Diverse functions of spindle assembly checkpoint genes in Saccharomyces cerevisiae

Abstract

The spindle assembly checkpoint regulates the metaphase-to-anaphase transition from yeast to humans. We examined the genetic interactions with four spindle assembly checkpoint genes to identify nonessential genes involved in chromosome segregation, to identify the individual roles of the spindle assembly checkpoint genes within the checkpoint, and to reveal potential complexity that may exist. We used synthetic genetic array (SGA) analysis using spindle assembly checkpoint mutants mad1, mad2, mad3, and bub3. We found 228 synthetic interactions with the four spindle assembly checkpoint mutants with substantial overlap in the spectrum of interactions between mad1, mad2, and bub3. In contrast, there were many synthetic interactions that were common to mad1, mad2, and bub3 that were not shared by mad3. We found shared interactions between pairs of spindle assembly checkpoint mutants, suggesting additional complexity within the checkpoint and unique interactions for all of the spindle assembly checkpoint genes. We show that most genes in the interaction network, including ones with unique interactions, affect chromosome transmission or microtubule function, suggesting that the complexity of interactions reflects diverse roles for the checkpoint genes within the checkpoint. Our analysis expands our understanding of the spindle assembly checkpoint and identifies new candidate genes with possible roles in chromosome transmission and mitotic spindle function.

Figure 1.

Synthetic lethality and synthetic fitness identified by random spore analysis. (A) Colonies from haploid spores selected after meiosis were plated on nonselective medium (Control) and then replica plated to plates containing the indicated drugs. On the left is a cross demonstrating synthetic lethality and on the right are cells from a cross that does not show any synthetic interaction. (B) Colonies from haploid spores selected after meiosis were plated on nonselective medium (Control) and then replica plated to plates containing the indicated drugs. On the left are colonies from a cross showing synthetic fitness and on the right are colonies from a cross demonstrating synthetic lethality.

Figure 2.

Synthetic genetic interactions of spindle checkpoint mutants mad2, mad1, bub3, and mad3. Nodes represent the indicated mutants and edges.
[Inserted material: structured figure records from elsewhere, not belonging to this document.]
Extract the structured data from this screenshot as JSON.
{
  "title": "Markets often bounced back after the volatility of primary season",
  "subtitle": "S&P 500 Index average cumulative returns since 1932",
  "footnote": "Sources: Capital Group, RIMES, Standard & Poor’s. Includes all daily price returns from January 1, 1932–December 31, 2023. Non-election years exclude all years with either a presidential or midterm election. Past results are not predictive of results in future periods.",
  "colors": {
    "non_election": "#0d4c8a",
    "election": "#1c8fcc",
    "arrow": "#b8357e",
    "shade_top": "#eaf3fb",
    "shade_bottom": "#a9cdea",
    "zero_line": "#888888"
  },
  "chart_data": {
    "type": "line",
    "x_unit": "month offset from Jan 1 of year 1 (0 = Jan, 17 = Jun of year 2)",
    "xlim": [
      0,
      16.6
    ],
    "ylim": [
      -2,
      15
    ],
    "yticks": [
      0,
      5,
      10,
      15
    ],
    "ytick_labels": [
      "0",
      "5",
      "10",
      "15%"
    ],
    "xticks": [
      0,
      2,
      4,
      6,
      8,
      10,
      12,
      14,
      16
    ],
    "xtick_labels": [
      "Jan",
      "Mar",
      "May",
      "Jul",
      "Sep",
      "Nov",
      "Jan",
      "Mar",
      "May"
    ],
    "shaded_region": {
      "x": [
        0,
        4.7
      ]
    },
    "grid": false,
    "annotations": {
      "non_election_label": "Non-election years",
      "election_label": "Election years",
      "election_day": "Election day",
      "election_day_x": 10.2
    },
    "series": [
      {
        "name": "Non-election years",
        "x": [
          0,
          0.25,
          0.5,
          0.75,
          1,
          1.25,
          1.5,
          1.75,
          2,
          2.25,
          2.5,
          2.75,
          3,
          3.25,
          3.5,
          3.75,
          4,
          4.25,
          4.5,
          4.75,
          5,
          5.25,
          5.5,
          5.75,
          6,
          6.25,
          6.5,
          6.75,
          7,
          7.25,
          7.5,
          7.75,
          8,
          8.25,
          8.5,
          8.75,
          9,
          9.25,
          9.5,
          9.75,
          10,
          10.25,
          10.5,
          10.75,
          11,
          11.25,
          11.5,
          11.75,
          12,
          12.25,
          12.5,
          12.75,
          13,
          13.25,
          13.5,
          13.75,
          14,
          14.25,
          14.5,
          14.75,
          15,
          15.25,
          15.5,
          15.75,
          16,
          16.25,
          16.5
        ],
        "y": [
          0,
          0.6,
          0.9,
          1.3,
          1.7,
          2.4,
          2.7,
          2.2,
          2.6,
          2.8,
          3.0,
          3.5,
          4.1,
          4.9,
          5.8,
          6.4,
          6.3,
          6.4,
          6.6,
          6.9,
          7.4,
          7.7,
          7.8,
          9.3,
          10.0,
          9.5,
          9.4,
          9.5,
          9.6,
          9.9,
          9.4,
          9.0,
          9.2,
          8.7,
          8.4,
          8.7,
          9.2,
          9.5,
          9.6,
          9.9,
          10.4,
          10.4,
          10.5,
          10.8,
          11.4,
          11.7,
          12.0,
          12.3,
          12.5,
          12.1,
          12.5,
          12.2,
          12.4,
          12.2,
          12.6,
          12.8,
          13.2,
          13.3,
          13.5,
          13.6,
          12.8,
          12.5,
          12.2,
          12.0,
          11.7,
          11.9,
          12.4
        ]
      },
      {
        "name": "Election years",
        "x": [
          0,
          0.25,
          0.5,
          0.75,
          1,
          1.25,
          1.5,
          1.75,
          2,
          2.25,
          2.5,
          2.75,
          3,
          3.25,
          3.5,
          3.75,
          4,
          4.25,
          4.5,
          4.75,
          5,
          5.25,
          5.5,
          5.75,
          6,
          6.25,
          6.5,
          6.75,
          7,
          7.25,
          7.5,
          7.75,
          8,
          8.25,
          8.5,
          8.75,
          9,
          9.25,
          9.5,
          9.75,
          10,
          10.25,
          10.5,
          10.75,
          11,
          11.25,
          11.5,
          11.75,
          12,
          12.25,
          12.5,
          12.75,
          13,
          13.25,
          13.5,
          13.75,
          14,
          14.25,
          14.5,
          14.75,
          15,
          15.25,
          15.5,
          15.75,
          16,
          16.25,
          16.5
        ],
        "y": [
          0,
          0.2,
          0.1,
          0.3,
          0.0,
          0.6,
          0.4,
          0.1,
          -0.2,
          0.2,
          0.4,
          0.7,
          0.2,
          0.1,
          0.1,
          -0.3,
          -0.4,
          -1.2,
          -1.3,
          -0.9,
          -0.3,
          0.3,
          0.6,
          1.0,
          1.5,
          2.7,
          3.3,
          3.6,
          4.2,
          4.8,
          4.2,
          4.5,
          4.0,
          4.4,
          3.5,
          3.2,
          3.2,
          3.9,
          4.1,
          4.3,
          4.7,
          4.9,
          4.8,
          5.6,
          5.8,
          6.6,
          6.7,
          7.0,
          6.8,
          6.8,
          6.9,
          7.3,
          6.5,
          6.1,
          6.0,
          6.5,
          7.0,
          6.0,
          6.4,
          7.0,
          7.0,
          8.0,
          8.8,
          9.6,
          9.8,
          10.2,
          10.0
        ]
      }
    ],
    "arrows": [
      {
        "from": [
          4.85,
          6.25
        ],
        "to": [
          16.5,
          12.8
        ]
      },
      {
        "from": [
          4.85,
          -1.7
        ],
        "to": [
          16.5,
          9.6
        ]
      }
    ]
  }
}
All interactions shown were directly tested for synthetic lethality with each query gene, using random spore analysis. The GO process annotation of each interacting gene is denoted by the node color and is described in the key.

Figure 3.

Assays for chromosome transmission and spindle integrity. (A) Chromosome transmission. Five independent colonies of the indicated diploid genotype were patched onto a YPD plate and mated overnight to a lawn of MATa arg4 cells and then printed onto an SD plate to select triploids. The papillae represent cells in the patch that successfully mated. (B) Spindle integrity. Serial 10-fold dilutions of cells of the indicated genotype were spotted onto a YPD plate containing 10 μg/ml benomyl. All strains grew equally well on YPD plates.

Figure 4.

Chromosome transmission and spindle integrity effects within the network. Mutants with enhanced benomyl sensitivity are indicated by red nodes, mutants with elevated frequency of producing maters are indicated by blue nodes, and mutants that both are benomyl sensitive and have enhanced benomyl sensitivity are indicated by green nodes. Gray nodes indicate mutants that neither were benomyl sensitive nor produced an elevated frequency of maters. Yellow nodes are the spindle checkpoint query mutants.